Each tool call goes to a different server, but Claude manages the workflow as a coherent investigation. The servers do not need to know about each other — Claude serves as the orchestration layer.

This pattern works because MCP standardizes the interface. Claude does not need different integration code for each server. Every tool call follows the same protocol, every result has the same format, and every error is reported the same way.

Context Window Management

MCP tool calls and results consume tokens from Claude’s context window. This has practical implications:

A tool that returns a 10,000-token JSON blob uses the same context space as 10,000 tokens of conversation. Servers that return excessively large responses can exhaust Claude’s context window quickly, degrading the quality of subsequent reasoning.

Best practices for server developers:

• Return focused results. A search_code tool should return matching snippets, not entire files. Aim for under 1,000 tokens per typical response.
• Support pagination. For tools that can return large datasets, accept limit and offset parameters. Claude can request more data if needed rather than receiving everything at once.
• Use structured formats. JSON responses are more token-efficient than verbose prose. A structured weather response uses 50 tokens; a natural language description uses 200.

Anthropic’s internal testing shows that keeping individual tool responses under 2,000 tokens produces the best overall interaction quality. Beyond that threshold, Claude starts losing track of earlier conversation context.

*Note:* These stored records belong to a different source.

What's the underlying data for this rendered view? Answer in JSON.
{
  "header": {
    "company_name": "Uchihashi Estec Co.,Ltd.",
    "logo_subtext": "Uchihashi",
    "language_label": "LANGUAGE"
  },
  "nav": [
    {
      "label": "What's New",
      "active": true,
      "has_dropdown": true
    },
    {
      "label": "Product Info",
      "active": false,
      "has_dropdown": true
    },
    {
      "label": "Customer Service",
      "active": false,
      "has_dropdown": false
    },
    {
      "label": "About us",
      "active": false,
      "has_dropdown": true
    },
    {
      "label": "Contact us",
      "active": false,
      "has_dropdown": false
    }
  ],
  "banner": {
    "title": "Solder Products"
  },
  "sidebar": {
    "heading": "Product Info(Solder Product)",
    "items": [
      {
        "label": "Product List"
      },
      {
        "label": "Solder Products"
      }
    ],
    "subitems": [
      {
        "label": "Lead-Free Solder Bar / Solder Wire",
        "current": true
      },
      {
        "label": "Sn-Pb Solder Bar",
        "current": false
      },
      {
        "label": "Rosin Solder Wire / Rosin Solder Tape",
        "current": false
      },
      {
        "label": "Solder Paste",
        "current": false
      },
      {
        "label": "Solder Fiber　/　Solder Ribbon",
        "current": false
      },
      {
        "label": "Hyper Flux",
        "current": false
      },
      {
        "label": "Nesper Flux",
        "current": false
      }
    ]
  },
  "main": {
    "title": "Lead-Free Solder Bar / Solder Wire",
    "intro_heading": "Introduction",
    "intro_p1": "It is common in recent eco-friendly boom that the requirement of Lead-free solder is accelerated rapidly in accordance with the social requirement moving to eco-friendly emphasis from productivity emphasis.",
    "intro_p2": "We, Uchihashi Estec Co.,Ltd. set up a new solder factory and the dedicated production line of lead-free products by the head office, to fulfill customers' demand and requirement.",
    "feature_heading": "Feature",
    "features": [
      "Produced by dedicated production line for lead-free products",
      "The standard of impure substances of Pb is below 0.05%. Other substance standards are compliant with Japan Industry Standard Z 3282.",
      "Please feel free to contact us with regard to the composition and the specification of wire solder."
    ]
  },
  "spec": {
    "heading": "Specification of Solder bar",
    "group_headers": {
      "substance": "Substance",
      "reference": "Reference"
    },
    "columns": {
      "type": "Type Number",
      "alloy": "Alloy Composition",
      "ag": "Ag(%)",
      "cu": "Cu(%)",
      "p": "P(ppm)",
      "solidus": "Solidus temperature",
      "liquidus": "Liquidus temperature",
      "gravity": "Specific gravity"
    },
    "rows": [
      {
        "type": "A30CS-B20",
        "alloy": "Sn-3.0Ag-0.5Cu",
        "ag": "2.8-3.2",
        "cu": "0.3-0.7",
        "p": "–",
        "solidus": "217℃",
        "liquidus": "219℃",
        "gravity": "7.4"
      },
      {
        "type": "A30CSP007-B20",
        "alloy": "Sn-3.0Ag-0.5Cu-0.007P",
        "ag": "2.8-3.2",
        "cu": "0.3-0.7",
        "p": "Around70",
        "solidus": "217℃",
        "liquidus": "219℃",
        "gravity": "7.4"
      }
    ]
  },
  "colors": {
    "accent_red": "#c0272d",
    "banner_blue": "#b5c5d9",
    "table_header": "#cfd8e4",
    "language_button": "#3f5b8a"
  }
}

Error Handling and Recovery

Claude handles MCP errors with a retry-and-adapt strategy:

Transient errors (network timeouts, rate limits) trigger automatic retries with exponential backoff. Claude typically retries 2-3 times before reporting the failure to the user.

Parameter errors (wrong type, missing required field) cause Claude to re-examine the tool schema and generate corrected parameters. This self-correction succeeds roughly 80% of the time on the first retry.

Semantic errors (tool returns an error message like “repository not found”) cause Claude to re-evaluate its approach. It might ask the user for clarification (“Which repository did you mean?”) or try a different tool entirely.

Server unavailability (crashed server, failed initialization) causes Claude to skip that server’s tools. If a user requests something that requires an unavailable server, Claude explains the limitation and suggests alternatives.

Implications for Server Developers

Understanding Claude’s MCP integration leads to concrete development guidance:

Write tool descriptions as if you are explaining the tool to a knowledgeable colleague — precise, complete, but concise. Include the expected format of inputs and the shape of outputs.

Return errors as structured messages, not stack traces. Claude can work with “Repository ‘foo/bar’ not found. Available repositories: foo/baz, foo/qux” far better than a raw 404 response.

Keep responses focused and under 2,000 tokens. If a tool could return variable amounts of data, implement pagination.

Test your server with actual AI interactions, not just unit tests. The MCP Inspector shows you what Claude sees, but real conversations reveal edge cases that automated tests miss.

The relationship between Claude and MCP servers is collaborative — Claude provides intelligence and orchestration, servers provide capabilities and data. Building servers with this partnership in mind produces the best results for end users.